Jacques Demy was bisexual. In 1958, Jacques Demy and Agnès Varda met at a short film festival in Tours. The two married in 1962. They had a son together, Mathieu Demy (born 1972), and Demy also adopted Varda's daughter, Rosalie Varda (born 1958), whom she had with Antoine Bourseiller in a previous relationship. Together, Demy and Varda owned a home in Paris and another property with an old mill on the Noirmoutier Island in Vendée, where the shots of Demy on a beach in Jacquot de Nantes (1991) were taken. The film is a version of Demy's autobiographical notebooks, an account of Demy's childhood and his lifelong love of theatre and cinema. Varda paid homage to her husband in Jacquot de Nantes, Les demoiselles ont eu 25 ans (1993), and L’Univers de Jacques Demy (1995).
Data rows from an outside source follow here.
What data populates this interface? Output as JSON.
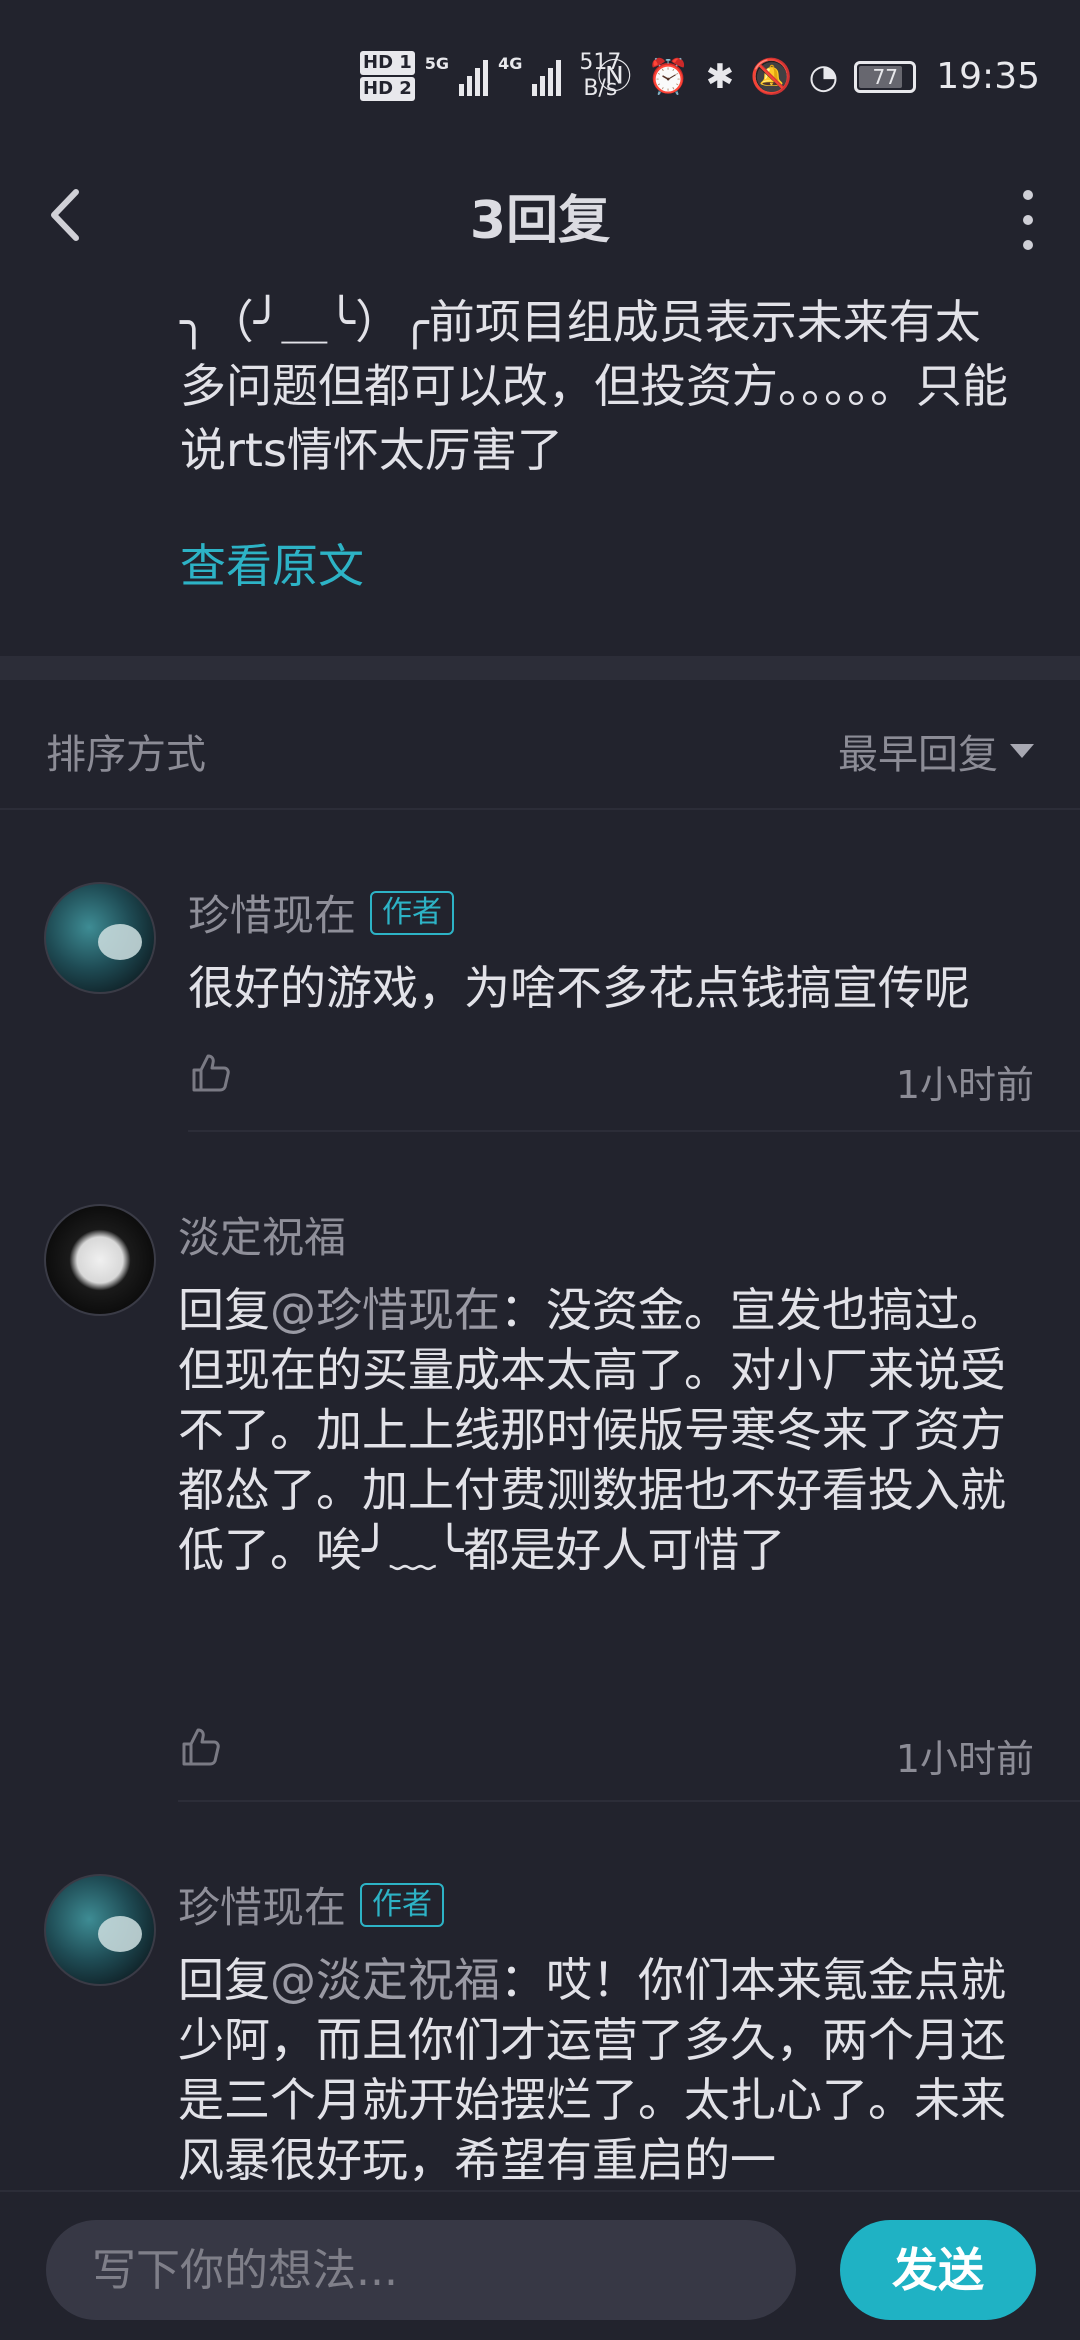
{
  "status_bar": {
    "hd1": "HD 1",
    "hd2": "HD 2",
    "net1": "5G",
    "net2": "4G",
    "speed_value": "517",
    "speed_unit": "B/s",
    "battery": "77",
    "time": "19:35",
    "icons": [
      "nfc-icon",
      "alarm-icon",
      "bluetooth-icon",
      "mute-bell-icon",
      "speedometer-icon",
      "battery-icon"
    ]
  },
  "header": {
    "title": "3回复"
  },
  "post": {
    "text": "╮（╯＿╰）╭前项目组成员表示未来有太多问题但都可以改，但投资方。。。。。只能说rts情怀太厉害了",
    "view_original": "查看原文"
  },
  "sort": {
    "label": "排序方式",
    "selected": "最早回复"
  },
  "comments": [
    {
      "name": "珍惜现在",
      "badge": "作者",
      "body": "很好的游戏，为啥不多花点钱搞宣传呢",
      "time": "1小时前"
    },
    {
      "name": "淡定祝福",
      "reply_prefix": "回复",
      "mention": "@珍惜现在",
      "body": "：没资金。宣发也搞过。但现在的买量成本太高了。对小厂来说受不了。加上上线那时候版号寒冬来了资方都怂了。加上付费测数据也不好看投入就低了。唉╯﹏╰都是好人可惜了",
      "time": "1小时前"
    },
    {
      "name": "珍惜现在",
      "badge": "作者",
      "reply_prefix": "回复",
      "mention": "@淡定祝福",
      "body": "：哎！你们本来氪金点就少阿，而且你们才运营了多久，两个月还是三个月就开始摆烂了。太扎心了。未来风暴很好玩，希望有重启的一"
    }
  ],
  "input": {
    "placeholder": "写下你的想法..."
  },
  "send_label": "发送",
  "colors": {
    "background": "#22232d",
    "accent": "#2db3c6",
    "send_button": "#1fb2c4"
  }
}
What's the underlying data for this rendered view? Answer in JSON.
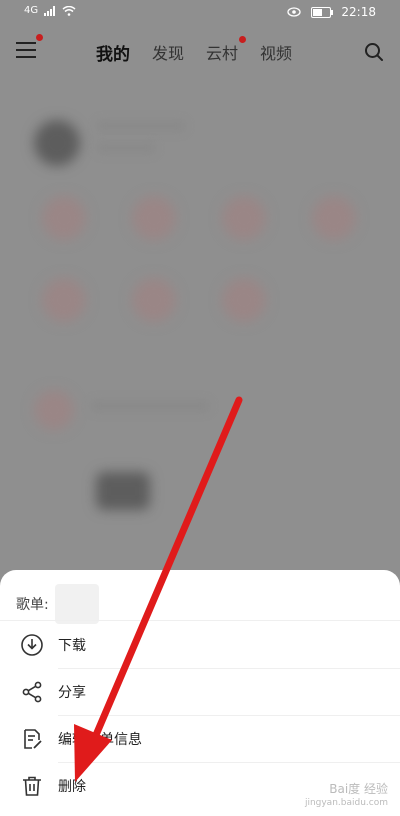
{
  "status_bar": {
    "signal": "4G",
    "time": "22:18"
  },
  "nav": {
    "tabs": [
      {
        "label": "我的",
        "active": true
      },
      {
        "label": "发现",
        "active": false
      },
      {
        "label": "云村",
        "active": false,
        "badge": true
      },
      {
        "label": "视频",
        "active": false
      }
    ]
  },
  "sheet": {
    "title_prefix": "歌单:",
    "actions": [
      {
        "label": "下载",
        "icon": "download-icon"
      },
      {
        "label": "分享",
        "icon": "share-icon"
      },
      {
        "label": "编辑歌单信息",
        "icon": "edit-icon"
      },
      {
        "label": "删除",
        "icon": "trash-icon"
      }
    ]
  },
  "watermark": {
    "line1": "Bai度 经验",
    "line2": "jingyan.baidu.com"
  },
  "colors": {
    "accent": "#c81e1e",
    "arrow": "#e01b1b"
  }
}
Demy died on October 27, 1990, at the age of 59. Originally, it was reported that he died of cancer, but in 2008 Varda revealed that Demy died of HIV/AIDS. He was buried at the Montparnasse Cemetery in Paris.

== Filmography ==
=== Film ===

| Year | English title | Director | Writer | Original title |
|---|---|---|---|---|
| 1961 | Lola | Yes | Yes |  |
| 1963 | Bay of Angels | Yes | Yes | La Baie des Anges |
| 1964 | The Umbrellas of Cherbourg | Yes | Yes | Les Parapluies de Cherbourg |
| 1967 | The Young Girls of Rochefort | Yes | Yes | Les Demoiselles de Rochefort |
| 1969 | Model Shop | Yes | Yes |  |
| 1970 | Donkey Skin | Yes | Yes | Peau d'Âne |
| 1972 | The Pied Piper | Yes | Yes |  |
| 1973 | A Slightly Pregnant Man | Yes | Yes | L'événement le plus important depuis que l'homme a marché sur la lune |
| 1979 | Lady Oscar | Yes | Yes |  |
| 1982 | A Room in Town | Yes | Yes | Une chambre en ville |
| 1985 | Parking | Yes | Yes |  |
| 1988 | The Turntable | Yes | Yes | La table tournante |
| 1988 | Three Seats for the 26th | Yes | Yes | Trois places pour le 26 |

=== Short films ===

| Year | English title | Director | Writer | Original title | Notes |
|---|---|---|---|---|---|
| 1951 | Dead Horizons | Yes | Yes | Les horizons morts |  |
| 1956 | The clog maker of the Loire Valley | Yes | Yes | Le sabotier du Val de Loire | Documentary short |
| 1957 | The Beautiful Indifferent | Yes | No | Le bel indifférent |  |
| 1958 | Grévin Museum | Yes | No | Musée Grévin |  |
| 1959 | Mother and Child | Yes | No | La mère et l'enfant |  |
| 1959 | Ars | Yes | Yes | Ars | Documentary short |
| 1962 | Lust | Yes | Yes | La luxure | An episode in The Seven Deadly Sins |

=== Television ===

| Year | English title | Director | Writer | Original title | Notes |
|---|---|---|---|---|---|
| 1980 | Break of Day | Yes | Yes | La Naissance du Jour | Part of Le roman du samedi. Television movie. |

== Awards and honors ==
- 1963 : Louis Delluc Prize for Les Parapluies de Cherbourg
- 1964 : Golden Palm at the Cannes Film Festival for Les Parapluies de Cherbourg

On 5 June 2019, on Demy's 88th birthday, he was honored with a Google Doodle.